聖なる夜にくちづけを。
「それは無理か」
すっぱり切り替えることができたならそれはそれは楽だっただろうけれど、この歳になると流石にわかることがある。
好きなものをやめるなんて“やーめた!”ではできないのだ。
自然に心が離れていかない限りやめようと思っていたって結局は心がまだ求めているものだ。
今から好きじゃなくなる、なんて自分の意思でコントロールできるのならどんなに楽だろう。

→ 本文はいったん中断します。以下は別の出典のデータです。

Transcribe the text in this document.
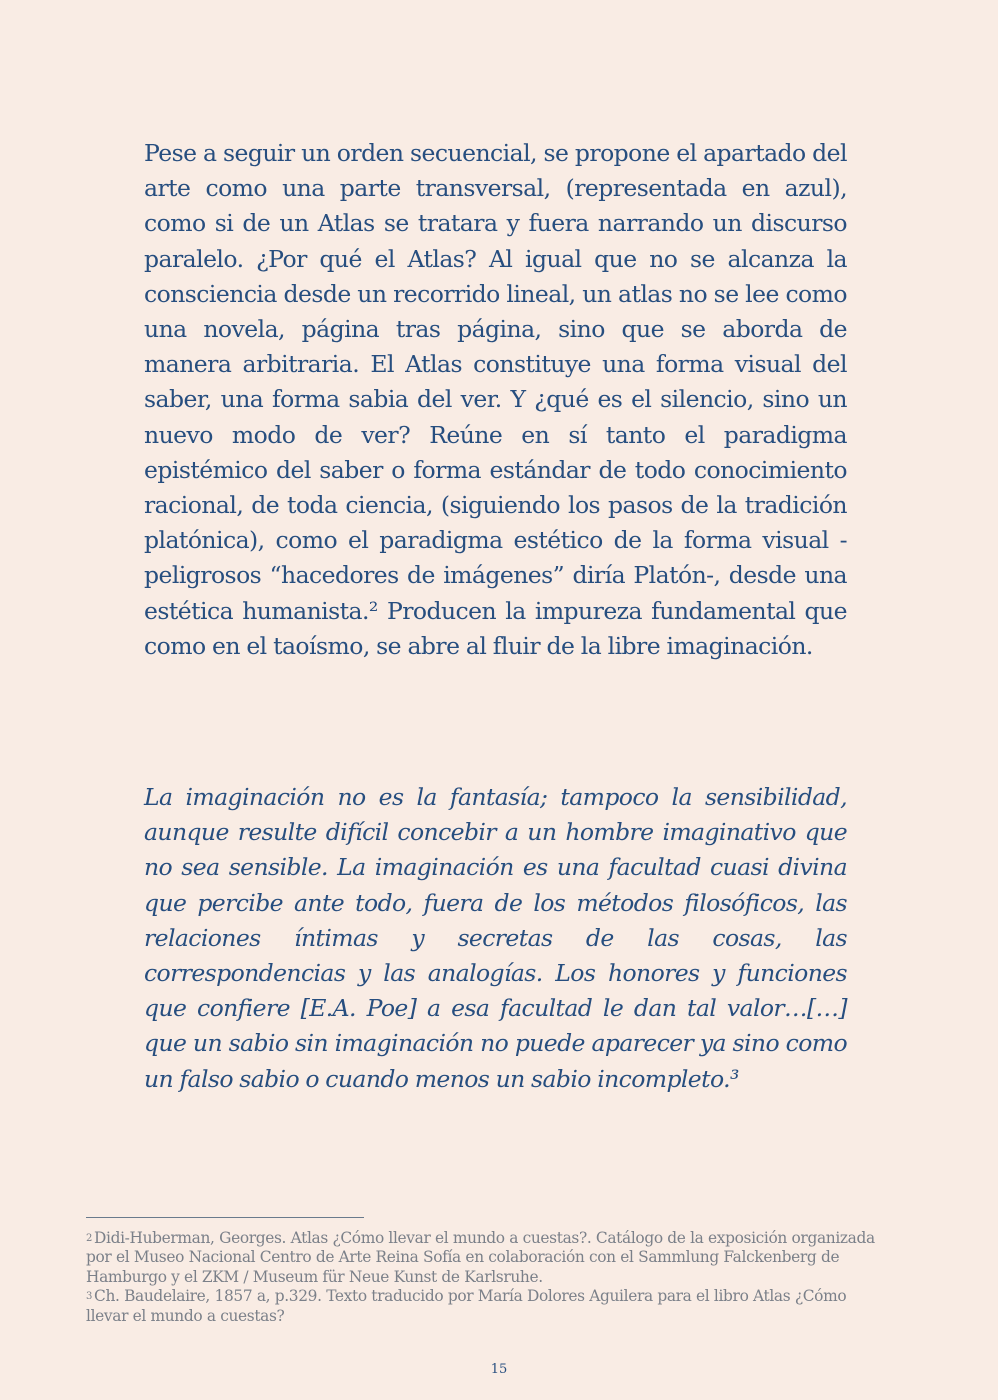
Pese a seguir un orden secuencial, se propone el apartado del arte como una parte transversal, (representada en azul), como si de un Atlas se tratara y fuera narrando un discurso paralelo. ¿Por qué el Atlas? Al igual que no se alcanza la consciencia desde un recorrido lineal, un atlas no se lee como una novela, página tras página, sino que se aborda de manera arbitraria. El Atlas constituye una forma visual del saber, una forma sabia del ver. Y ¿qué es el silencio, sino un nuevo modo de ver? Reúne en sí tanto el paradigma epistémico del saber o forma estándar de todo conocimiento racional, de toda ciencia, (siguiendo los pasos de la tradición platónica), como el paradigma estético de la forma visual -peligrosos “hacedores de imágenes” diría Platón-, desde una estética humanista.² Producen la impureza fundamental que como en el taoísmo, se abre al fluir de la libre imaginación.

La imaginación no es la fantasía; tampoco la sensibilidad, aunque resulte difícil concebir a un hombre imaginativo que no sea sensible. La imaginación es una facultad cuasi divina que percibe ante todo, fuera de los métodos filosóficos, las relaciones íntimas y secretas de las cosas, las correspondencias y las analogías. Los honores y funciones que confiere [E.A. Poe] a esa facultad le dan tal valor…[…] que un sabio sin imaginación no puede aparecer ya sino como un falso sabio o cuando menos un sabio incompleto.³

$^2$ Didi-Huberman, Georges. Atlas ¿Cómo llevar el mundo a cuestas?. Catálogo de la exposición organizada por el Museo Nacional Centro de Arte Reina Sofía en colaboración con el Sammlung Falckenberg de Hamburgo y el ZKM / Museum für Neue Kunst de Karlsruhe.

$^3$ Ch. Baudelaire, 1857 a, p.329. Texto traducido por María Dolores Aguilera para el libro Atlas ¿Cómo llevar el mundo a cuestas?

15
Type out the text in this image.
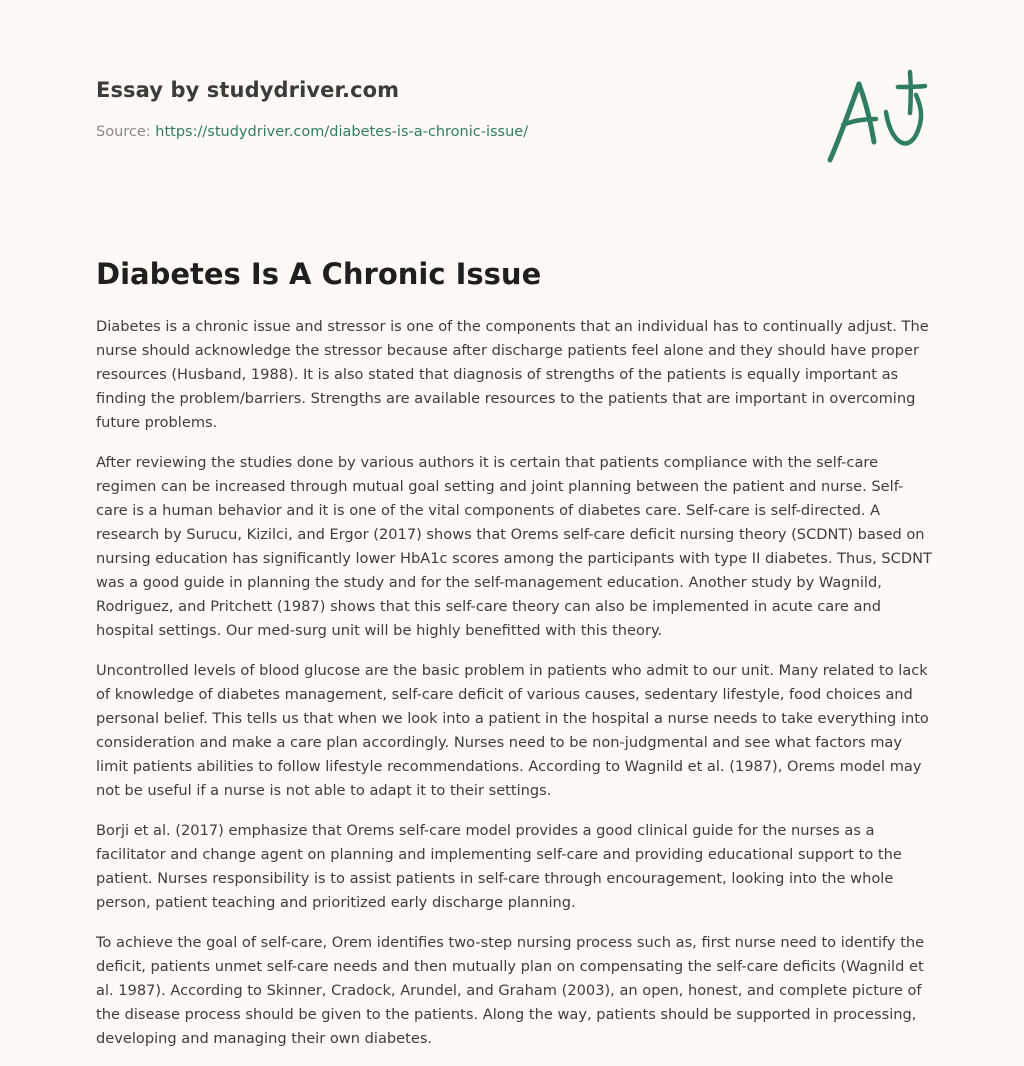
Essay by studydriver.com
Source: https://studydriver.com/diabetes-is-a-chronic-issue/
Diabetes Is A Chronic Issue

Diabetes is a chronic issue and stressor is one of the components that an individual has to continually adjust. The nurse should acknowledge the stressor because after discharge patients feel alone and they should have proper resources (Husband, 1988). It is also stated that diagnosis of strengths of the patients is equally important as finding the problem/barriers. Strengths are available resources to the patients that are important in overcoming future problems.

After reviewing the studies done by various authors it is certain that patients compliance with the self-care regimen can be increased through mutual goal setting and joint planning between the patient and nurse. Self-care is a human behavior and it is one of the vital components of diabetes care. Self-care is self-directed. A research by Surucu, Kizilci, and Ergor (2017) shows that Orems self-care deficit nursing theory (SCDNT) based on nursing education has significantly lower HbA1c scores among the participants with type II diabetes. Thus, SCDNT was a good guide in planning the study and for the self-management education. Another study by Wagnild, Rodriguez, and Pritchett (1987) shows that this self-care theory can also be implemented in acute care and hospital settings. Our med-surg unit will be highly benefitted with this theory.

Uncontrolled levels of blood glucose are the basic problem in patients who admit to our unit. Many related to lack of knowledge of diabetes management, self-care deficit of various causes, sedentary lifestyle, food choices and personal belief. This tells us that when we look into a patient in the hospital a nurse needs to take everything into consideration and make a care plan accordingly. Nurses need to be non-judgmental and see what factors may limit patients abilities to follow lifestyle recommendations. According to Wagnild et al. (1987), Orems model may not be useful if a nurse is not able to adapt it to their settings.

Borji et al. (2017) emphasize that Orems self-care model provides a good clinical guide for the nurses as a facilitator and change agent on planning and implementing self-care and providing educational support to the patient. Nurses responsibility is to assist patients in self-care through encouragement, looking into the whole person, patient teaching and prioritized early discharge planning.

To achieve the goal of self-care, Orem identifies two-step nursing process such as, first nurse need to identify the deficit, patients unmet self-care needs and then mutually plan on compensating the self-care deficits (Wagnild et al. 1987). According to Skinner, Cradock, Arundel, and Graham (2003), an open, honest, and complete picture of the disease process should be given to the patients. Along the way, patients should be supported in processing, developing and managing their own diabetes.
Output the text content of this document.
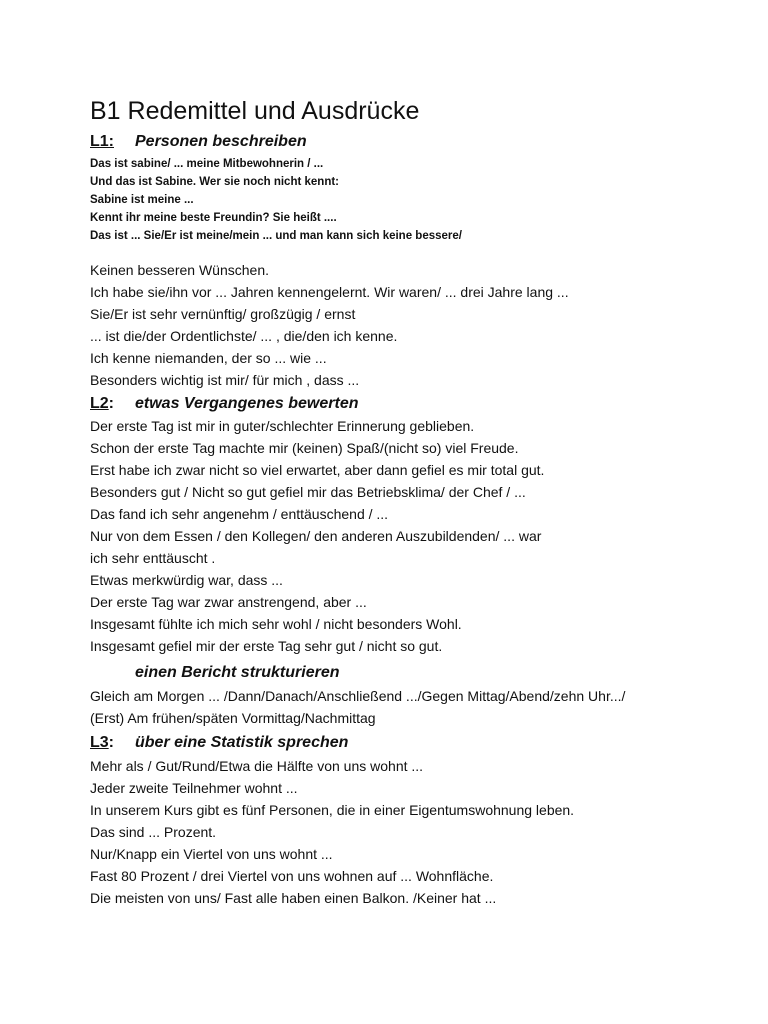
B1 Redemittel und Ausdrücke
L1: Personen beschreiben
Das ist sabine/ ... meine Mitbewohnerin / ...
Und das ist Sabine. Wer sie noch nicht kennt:
Sabine ist meine ...
Kennt ihr meine beste Freundin? Sie heißt ....
Das ist ... Sie/Er ist meine/mein ... und man kann sich keine bessere/
Keinen besseren Wünschen.
Ich habe sie/ihn vor ... Jahren kennengelernt. Wir waren/ ... drei Jahre lang ...
Sie/Er ist sehr vernünftig/ großzügig / ernst
... ist die/der Ordentlichste/ ... , die/den ich kenne.
Ich kenne niemanden, der so ... wie ...
Besonders wichtig ist mir/ für mich , dass ...
L2: etwas Vergangenes bewerten
Der erste Tag ist mir in guter/schlechter Erinnerung geblieben.
Schon der erste Tag machte mir (keinen) Spaß/(nicht so) viel Freude.
Erst habe ich zwar nicht so viel erwartet, aber dann gefiel es mir total gut.
Besonders gut / Nicht so gut gefiel mir das Betriebsklima/ der Chef / ...
Das fand ich sehr angenehm / enttäuschend / ...
Nur von dem Essen / den Kollegen/ den anderen Auszubildenden/ ... war
ich sehr enttäuscht .
Etwas merkwürdig war, dass ...
Der erste Tag war zwar anstrengend, aber ...
Insgesamt fühlte ich mich sehr wohl / nicht besonders Wohl.
Insgesamt gefiel mir der erste Tag sehr gut / nicht so gut.
einen Bericht strukturieren
Gleich am Morgen ... /Dann/Danach/Anschließend .../Gegen Mittag/Abend/zehn Uhr.../
(Erst) Am frühen/späten Vormittag/Nachmittag
L3: über eine Statistik sprechen
Mehr als / Gut/Rund/Etwa die Hälfte von uns wohnt ...
Jeder zweite Teilnehmer wohnt ...
In unserem Kurs gibt es fünf Personen, die in einer Eigentumswohnung leben.
Das sind ... Prozent.
Nur/Knapp ein Viertel von uns wohnt ...
Fast 80 Prozent / drei Viertel von uns wohnen auf ... Wohnfläche.
Die meisten von uns/ Fast alle haben einen Balkon. /Keiner hat ...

それができないからこそ感情は本能に近いところにあるのだろうけれど。
好きでい続けるにはパワーが必要だ。
けれど簡単には止められないんだから諦めるしかない。
そもそも聡子のように潔ければどしんと構えることもできるのかもしれないけれど、それができないからいつも右往左往してしまう。
歳を重ねたって性格は簡単には変わらない。
むしろ歳を重ねた分、頑固に変わらないのかもしれない。
それなら必要なのは……
「努力、か」
ふたりの距離を縮めるための、現状打破するための努力。
何のために付き合っているのかなんて、多分、お互いに好きだから。
まだ好きだから、と信じたい。
濁りの無い好きの気持ちは長く時間をおけば惰性になりうる。
夫婦だったら、それもありなんだろうと思う。
長い年月をずっと共に歩んでいくのだから、恋愛感情の延長線上に惰性が生まれ、この中でお互いを思い合えるのであれば。
「でも私達、まだ恋人同士なんだよ……」
呟いた言葉は誰に拾われることもなく、静かに消えた。